4)   As the inner walls of her mouth are now more or less a formless mass of flesh, it will be difficult to find the nerves that belong there; these nerves, however, are necessary to make facial expressions, and the surgeons will do their best to let her face continue to smile.

5)   On 14 July Manike moved from the nurse’s home to Wilbert’s and from there she visited Mr.Gupta the eye-surgeon who also worked for free as a consultant and found that her eyes themselves are in an excellent condition.

Kingston Hospital laboratory invited her to have her blood tests done and here she received her latest instructions.

The 17th of July, she went back to Kingston Hospital where she got her room in the luxury Coombe Wing and where she had to do some fasting because the operation had to start the next day at 9 o’clock in the morning and would continue till 3 or 4 o’clock in the afternoon.

Before Mr.Bailey had written to Manike the following:

“I am planning to remove the tumour from the floor of your right orbit as on the inside it runs down behind your right maxillary sinus. We are hoping to retain as much of the bone of the right upper jaw as is possible.

“We hope to reconstruct the floor of both your right and your left orbits with bone from your skull. I anticipate that you will be in hospital four, approximately five days following this procedure. You have already met my surgical colleague Mr. Nick Hyde and he will be carrying out the reconstructive aspects of this operation and Mr. Nick Hyde will kindly supervise your immediate post-operative period”.

That same evening we visited Manike at 8 o’clock but she hadn’t yet  come out of her anaesthetic; Mr. Bailey explained however that the operation had been a success and it had put his whole team into a happy mood. Instead taking bone from her skull they decided that it had to come from her hip bone and that the left side of her face had to wait till she had recovered totally from this first operation.

The following days she received a lot of visitors but it took more days to recover than previously had been thought.

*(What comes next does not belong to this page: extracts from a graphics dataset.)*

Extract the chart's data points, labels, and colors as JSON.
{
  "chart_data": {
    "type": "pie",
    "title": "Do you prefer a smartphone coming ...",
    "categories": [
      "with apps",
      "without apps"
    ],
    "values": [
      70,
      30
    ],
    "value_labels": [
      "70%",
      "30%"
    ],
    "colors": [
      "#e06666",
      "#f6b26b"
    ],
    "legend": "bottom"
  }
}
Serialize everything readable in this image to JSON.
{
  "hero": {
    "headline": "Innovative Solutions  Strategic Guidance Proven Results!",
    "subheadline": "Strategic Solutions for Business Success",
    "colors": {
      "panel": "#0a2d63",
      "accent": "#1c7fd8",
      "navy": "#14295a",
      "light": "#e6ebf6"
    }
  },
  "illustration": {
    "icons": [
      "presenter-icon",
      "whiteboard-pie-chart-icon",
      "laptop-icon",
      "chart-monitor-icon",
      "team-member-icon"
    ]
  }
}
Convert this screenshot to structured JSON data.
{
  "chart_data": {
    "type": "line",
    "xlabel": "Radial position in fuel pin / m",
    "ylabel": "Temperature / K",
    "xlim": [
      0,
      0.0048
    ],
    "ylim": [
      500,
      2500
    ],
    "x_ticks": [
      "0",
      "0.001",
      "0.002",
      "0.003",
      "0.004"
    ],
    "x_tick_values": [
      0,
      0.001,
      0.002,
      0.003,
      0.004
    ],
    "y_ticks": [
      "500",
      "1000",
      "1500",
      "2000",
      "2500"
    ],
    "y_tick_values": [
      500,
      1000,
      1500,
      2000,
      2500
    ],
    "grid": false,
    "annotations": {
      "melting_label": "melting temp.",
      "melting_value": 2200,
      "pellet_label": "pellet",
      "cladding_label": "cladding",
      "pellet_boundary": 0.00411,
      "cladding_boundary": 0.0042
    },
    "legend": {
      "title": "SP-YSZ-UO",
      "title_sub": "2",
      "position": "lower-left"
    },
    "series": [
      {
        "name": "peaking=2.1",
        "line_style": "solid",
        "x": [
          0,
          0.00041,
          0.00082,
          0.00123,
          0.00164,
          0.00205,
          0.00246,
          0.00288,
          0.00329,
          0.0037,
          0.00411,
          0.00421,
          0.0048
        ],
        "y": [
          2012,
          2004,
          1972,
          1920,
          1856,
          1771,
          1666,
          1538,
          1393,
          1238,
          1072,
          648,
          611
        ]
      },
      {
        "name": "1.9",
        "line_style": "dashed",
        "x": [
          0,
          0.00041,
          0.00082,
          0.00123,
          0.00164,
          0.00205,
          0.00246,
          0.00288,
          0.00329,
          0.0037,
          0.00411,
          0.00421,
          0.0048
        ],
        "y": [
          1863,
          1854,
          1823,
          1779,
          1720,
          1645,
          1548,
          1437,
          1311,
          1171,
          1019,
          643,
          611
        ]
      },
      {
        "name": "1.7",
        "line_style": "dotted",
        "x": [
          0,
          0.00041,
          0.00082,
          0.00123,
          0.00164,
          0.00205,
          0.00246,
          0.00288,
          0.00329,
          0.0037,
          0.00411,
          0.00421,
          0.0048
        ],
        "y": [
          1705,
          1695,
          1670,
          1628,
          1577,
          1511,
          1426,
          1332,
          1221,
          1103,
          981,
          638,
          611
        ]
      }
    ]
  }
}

Manike had been a very popular guest in the Coombe Wing which became especially obvious during her birthday celebration in the hospital and at the time she left the place.

Now she is almost free of pain, and can walk easily to the parties to which she is becoming more and more  invited.

Very recently (4 September) she was invited to see Mr. Bailey who was pleased with her recovery and is planning already the second stage, which will happen in one month’s time.

After her first operation Manike wrote:

Dear Friends and Supporters,

I am very glad to speak to you,  as I am the happiest person in the world.  As you know I underwent the first surgery and am now recovering well.  Honestly I couldn’t have got  this done, without finding kind, generous people like you.   In other words it would have been only a dream for me to get such a serious surgery done under the best consultants in the world, without you.  I accept everything that happened to me in the U.K. as a good fortune.  So, I would like to send my message of thanks to everybody who helped me to obtain a better future for myself.  May you all have a healthy and happy life - by the Grace of God!